Natural language processing models are vulnerable to adversarial examples. Previous textual adversarial attacks adopt gradients or confidence scores to calculate word importance ranking and generate adversarial examples. However, this information is unavailable in the real world. Therefore, we focus on a more realistic and challenging setting, named hard-label attack, in which the attacker can only query the model and obtain a discrete prediction label. Existing hard-label attack algorithms tend to initialize adversarial examples by random substitution and then utilize complex heuristic algorithms to optimize the adversarial perturbation. These methods require a lot of model queries and the attack success rate is restricted by adversary initialization. In this paper, we propose a novel hard-label attack algorithm named LimeAttack, which leverages a local explainable method to approximate word importance ranking, and then adopts beam search to find the optimal solution. Extensive experiments show that LimeAttack achieves the better attacking performance compared with existing hard-label attack under the same query budget. In addition, we evaluate the effectiveness of LimeAttack on large language models, and results indicate that adversarial examples remain a significant threat to large language models. The adversarial examples crafted by LimeAttack are highly transferable and effectively improve model robustness in adversarial training.

Figures (6)

• Figure 1: Search paths of existing hard-label attacks and LimeAttack.
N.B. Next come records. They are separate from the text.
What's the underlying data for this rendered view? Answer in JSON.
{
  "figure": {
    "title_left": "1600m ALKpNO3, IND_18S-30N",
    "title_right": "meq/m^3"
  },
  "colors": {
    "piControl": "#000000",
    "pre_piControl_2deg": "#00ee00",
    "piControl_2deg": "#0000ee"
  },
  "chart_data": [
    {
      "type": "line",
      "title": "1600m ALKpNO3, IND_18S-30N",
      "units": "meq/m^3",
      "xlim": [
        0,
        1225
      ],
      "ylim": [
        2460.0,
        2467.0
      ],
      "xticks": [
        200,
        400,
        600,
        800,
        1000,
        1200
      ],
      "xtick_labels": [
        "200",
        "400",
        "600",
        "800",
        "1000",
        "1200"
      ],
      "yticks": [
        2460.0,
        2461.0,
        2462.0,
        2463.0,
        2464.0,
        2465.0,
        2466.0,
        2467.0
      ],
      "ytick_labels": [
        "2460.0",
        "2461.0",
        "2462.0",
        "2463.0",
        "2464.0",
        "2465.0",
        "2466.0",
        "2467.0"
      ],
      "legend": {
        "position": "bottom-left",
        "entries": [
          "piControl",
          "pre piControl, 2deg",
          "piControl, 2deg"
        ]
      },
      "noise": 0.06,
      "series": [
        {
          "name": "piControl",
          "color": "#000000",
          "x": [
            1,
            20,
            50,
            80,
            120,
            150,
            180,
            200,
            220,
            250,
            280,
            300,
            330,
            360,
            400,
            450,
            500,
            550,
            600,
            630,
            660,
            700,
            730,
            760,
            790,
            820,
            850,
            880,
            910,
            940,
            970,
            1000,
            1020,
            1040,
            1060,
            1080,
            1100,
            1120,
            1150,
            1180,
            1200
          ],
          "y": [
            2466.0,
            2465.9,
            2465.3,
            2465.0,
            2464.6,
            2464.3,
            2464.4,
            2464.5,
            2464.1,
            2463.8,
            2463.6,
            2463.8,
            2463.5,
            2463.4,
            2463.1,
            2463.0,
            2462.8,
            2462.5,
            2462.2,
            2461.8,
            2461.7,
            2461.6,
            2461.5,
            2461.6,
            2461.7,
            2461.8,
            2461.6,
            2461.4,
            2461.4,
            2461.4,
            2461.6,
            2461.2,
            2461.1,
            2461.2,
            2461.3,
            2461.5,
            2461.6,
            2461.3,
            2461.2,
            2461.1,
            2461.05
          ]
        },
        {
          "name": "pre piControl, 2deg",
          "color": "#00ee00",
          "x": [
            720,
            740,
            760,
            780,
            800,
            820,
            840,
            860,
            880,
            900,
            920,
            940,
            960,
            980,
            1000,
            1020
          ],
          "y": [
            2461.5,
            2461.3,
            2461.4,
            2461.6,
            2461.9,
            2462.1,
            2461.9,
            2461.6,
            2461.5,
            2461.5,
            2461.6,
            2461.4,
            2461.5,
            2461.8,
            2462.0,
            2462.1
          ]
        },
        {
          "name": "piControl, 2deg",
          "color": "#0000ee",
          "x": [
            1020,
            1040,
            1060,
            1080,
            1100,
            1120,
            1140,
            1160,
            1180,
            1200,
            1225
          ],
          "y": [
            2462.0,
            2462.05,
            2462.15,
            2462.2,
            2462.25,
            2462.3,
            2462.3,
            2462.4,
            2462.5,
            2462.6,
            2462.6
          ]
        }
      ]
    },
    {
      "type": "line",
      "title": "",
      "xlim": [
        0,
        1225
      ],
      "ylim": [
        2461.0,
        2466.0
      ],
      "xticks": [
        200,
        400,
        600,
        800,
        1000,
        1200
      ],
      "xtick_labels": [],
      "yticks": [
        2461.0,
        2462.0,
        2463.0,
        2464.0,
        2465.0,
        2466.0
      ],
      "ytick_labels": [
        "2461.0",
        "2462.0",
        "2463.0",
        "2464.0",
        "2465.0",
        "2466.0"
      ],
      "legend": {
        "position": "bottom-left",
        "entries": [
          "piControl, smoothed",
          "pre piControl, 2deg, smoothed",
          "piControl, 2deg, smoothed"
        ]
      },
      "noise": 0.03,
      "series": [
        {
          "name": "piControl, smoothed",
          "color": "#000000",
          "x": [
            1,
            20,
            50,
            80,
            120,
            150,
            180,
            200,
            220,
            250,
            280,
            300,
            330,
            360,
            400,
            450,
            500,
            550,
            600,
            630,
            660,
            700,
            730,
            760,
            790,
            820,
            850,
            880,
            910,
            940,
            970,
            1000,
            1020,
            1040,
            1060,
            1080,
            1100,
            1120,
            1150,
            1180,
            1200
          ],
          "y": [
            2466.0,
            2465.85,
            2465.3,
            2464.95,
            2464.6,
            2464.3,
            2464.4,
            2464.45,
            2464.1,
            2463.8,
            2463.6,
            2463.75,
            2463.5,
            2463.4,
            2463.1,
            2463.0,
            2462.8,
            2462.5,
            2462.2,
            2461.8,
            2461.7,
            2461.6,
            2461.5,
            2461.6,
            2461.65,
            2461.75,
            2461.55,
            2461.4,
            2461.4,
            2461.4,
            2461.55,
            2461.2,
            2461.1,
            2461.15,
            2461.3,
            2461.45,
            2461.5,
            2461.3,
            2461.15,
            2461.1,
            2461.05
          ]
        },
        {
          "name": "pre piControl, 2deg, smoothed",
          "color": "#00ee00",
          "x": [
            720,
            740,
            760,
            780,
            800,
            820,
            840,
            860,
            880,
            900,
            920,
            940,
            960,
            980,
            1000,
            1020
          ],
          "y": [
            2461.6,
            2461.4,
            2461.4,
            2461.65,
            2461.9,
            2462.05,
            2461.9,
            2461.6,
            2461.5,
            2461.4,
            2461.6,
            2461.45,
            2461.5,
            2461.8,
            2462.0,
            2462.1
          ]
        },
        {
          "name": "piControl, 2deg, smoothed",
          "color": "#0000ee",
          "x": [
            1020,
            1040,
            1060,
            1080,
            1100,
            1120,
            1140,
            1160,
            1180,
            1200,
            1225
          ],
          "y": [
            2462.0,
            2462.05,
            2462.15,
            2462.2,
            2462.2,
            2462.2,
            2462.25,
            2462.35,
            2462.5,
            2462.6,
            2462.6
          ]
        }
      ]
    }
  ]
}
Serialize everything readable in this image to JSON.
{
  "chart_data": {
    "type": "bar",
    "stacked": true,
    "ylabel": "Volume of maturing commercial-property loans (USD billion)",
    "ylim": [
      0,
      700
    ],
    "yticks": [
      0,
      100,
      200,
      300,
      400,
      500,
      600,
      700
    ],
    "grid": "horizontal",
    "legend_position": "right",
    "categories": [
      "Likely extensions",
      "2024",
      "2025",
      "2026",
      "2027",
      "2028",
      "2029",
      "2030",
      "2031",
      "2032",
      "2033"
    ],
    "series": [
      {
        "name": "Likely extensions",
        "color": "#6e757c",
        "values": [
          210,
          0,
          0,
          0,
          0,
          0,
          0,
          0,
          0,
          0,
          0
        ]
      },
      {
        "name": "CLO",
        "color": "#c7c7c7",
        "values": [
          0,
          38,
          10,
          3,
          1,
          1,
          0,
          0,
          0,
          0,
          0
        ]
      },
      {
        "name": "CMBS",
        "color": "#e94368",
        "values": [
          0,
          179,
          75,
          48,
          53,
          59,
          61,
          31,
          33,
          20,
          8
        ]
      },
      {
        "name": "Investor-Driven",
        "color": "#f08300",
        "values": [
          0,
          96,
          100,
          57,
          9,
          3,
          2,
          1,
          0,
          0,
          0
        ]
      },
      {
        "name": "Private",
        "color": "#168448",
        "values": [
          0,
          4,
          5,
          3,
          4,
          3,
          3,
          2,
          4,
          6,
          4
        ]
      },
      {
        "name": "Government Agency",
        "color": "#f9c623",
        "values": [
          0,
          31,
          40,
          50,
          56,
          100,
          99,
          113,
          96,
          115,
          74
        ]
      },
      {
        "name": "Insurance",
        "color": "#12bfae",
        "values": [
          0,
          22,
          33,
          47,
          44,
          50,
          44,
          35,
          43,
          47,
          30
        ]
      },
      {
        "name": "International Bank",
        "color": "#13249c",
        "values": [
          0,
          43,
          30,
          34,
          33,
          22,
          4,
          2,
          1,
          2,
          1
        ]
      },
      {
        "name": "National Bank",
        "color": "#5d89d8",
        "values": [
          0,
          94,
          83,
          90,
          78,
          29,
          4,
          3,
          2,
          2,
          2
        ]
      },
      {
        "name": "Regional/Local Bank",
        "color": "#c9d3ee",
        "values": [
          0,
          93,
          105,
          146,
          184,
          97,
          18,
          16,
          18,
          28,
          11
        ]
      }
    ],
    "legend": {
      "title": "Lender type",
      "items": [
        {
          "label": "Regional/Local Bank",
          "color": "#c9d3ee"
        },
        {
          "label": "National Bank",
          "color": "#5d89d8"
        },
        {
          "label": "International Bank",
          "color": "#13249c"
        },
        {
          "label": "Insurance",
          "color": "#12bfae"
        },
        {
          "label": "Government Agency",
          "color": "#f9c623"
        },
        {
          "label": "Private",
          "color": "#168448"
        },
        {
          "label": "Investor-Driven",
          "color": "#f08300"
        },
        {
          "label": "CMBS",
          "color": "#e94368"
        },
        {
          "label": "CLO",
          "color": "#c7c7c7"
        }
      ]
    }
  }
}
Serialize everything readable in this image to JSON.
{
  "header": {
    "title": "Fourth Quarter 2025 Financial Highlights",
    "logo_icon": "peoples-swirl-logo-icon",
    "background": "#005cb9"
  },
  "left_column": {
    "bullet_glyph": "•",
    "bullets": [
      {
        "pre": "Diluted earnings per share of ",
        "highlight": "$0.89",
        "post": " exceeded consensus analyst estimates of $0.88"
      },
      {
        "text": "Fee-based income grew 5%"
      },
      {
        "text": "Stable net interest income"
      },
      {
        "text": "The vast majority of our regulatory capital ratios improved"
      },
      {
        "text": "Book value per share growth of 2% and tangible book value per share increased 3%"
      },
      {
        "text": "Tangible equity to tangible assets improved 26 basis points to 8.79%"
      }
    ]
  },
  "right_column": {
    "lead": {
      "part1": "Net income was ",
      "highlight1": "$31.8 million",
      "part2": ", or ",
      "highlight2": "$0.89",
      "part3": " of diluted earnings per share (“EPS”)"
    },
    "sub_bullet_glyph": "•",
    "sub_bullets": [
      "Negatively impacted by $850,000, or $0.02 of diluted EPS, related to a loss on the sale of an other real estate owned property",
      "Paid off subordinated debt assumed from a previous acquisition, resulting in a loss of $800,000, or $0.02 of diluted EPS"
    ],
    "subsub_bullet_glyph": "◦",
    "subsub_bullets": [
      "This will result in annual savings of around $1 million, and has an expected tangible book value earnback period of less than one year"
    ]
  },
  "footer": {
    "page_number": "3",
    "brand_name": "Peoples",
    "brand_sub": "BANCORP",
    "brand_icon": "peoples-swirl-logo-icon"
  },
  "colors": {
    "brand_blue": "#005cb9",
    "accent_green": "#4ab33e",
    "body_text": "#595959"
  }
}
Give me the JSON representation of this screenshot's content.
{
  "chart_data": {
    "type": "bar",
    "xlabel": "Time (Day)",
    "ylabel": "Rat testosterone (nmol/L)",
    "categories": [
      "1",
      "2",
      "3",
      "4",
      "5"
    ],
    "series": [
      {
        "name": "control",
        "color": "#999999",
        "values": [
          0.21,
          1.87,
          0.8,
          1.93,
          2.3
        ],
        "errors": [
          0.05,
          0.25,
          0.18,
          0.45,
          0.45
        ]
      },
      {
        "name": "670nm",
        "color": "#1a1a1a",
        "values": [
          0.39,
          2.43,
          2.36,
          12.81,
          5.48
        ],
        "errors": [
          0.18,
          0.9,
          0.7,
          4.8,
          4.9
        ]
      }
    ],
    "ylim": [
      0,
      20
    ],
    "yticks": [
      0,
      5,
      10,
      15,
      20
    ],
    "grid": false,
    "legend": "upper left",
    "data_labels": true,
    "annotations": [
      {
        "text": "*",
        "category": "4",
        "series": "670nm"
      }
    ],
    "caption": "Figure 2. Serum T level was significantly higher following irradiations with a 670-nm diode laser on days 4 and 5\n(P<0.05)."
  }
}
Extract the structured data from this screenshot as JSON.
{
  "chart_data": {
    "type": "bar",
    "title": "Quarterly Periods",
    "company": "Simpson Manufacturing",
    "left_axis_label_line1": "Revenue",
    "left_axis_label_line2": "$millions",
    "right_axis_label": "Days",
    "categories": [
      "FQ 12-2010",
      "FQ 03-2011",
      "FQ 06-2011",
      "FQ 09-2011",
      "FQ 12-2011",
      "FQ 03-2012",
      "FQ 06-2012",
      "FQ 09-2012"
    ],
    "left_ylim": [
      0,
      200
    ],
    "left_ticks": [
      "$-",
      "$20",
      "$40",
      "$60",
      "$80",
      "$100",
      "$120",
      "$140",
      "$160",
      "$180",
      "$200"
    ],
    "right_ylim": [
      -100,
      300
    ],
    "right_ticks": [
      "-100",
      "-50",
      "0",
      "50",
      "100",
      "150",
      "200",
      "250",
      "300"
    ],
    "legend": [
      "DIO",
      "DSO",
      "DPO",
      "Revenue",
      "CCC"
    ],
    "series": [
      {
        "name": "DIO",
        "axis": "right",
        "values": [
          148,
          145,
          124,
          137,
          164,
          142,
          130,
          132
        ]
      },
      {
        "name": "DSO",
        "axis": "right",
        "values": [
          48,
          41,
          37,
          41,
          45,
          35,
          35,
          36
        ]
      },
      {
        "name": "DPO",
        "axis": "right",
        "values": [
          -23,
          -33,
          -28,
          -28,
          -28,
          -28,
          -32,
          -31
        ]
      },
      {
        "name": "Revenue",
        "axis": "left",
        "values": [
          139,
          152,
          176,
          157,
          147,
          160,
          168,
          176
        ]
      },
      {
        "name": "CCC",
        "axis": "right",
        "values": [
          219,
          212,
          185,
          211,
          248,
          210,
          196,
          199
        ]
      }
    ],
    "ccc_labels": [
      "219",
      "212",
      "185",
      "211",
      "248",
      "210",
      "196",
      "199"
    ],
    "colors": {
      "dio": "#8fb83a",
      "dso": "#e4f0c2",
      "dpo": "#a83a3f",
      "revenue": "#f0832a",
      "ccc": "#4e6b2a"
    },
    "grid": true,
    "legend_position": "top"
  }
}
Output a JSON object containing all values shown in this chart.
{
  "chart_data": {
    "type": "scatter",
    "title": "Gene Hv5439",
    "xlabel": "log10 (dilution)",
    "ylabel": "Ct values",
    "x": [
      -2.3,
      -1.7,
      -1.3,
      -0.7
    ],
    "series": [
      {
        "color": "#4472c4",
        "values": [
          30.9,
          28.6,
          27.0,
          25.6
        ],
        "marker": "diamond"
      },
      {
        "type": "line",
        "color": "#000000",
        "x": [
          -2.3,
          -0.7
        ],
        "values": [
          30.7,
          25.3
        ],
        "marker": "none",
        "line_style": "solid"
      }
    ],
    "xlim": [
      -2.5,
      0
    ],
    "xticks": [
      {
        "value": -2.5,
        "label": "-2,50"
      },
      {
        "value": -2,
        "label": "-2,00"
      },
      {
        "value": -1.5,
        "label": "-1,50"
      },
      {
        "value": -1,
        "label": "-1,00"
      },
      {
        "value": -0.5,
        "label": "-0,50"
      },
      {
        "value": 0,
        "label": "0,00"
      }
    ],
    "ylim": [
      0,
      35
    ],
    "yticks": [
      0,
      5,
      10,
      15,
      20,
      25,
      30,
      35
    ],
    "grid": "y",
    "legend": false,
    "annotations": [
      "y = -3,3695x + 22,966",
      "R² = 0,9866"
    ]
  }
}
• Figure 2: Overview of LimeAttack. It consists of two modules, i.e., word importance ranking and perturbation execution. We first generate some neighborhood examples by masking some words in the benign sample, and then adopt linear model to approximate the importance of each word $x_i$. Then, we select candidate sets in the counter-fitted embedding space for each word. Finally, we adopt beam search (beam size $b=2$ in the figure) to generate adversarial examples iteratively.
• Figure 3: Attack success rate of different attacks under different query budgets on CNN-MR.
• Figure 4: The attack success rate (%) $\uparrow$, perturbation rate (%) $\downarrow$ and semantic similarity(%) $\uparrow$ LimeAttack on BERT using MR and SST-2 dataset under different beam size $b$
• Figure 5: Transferability of adversarial examples on MR dataset for BERT. Lower accuracy indicates higher transferability.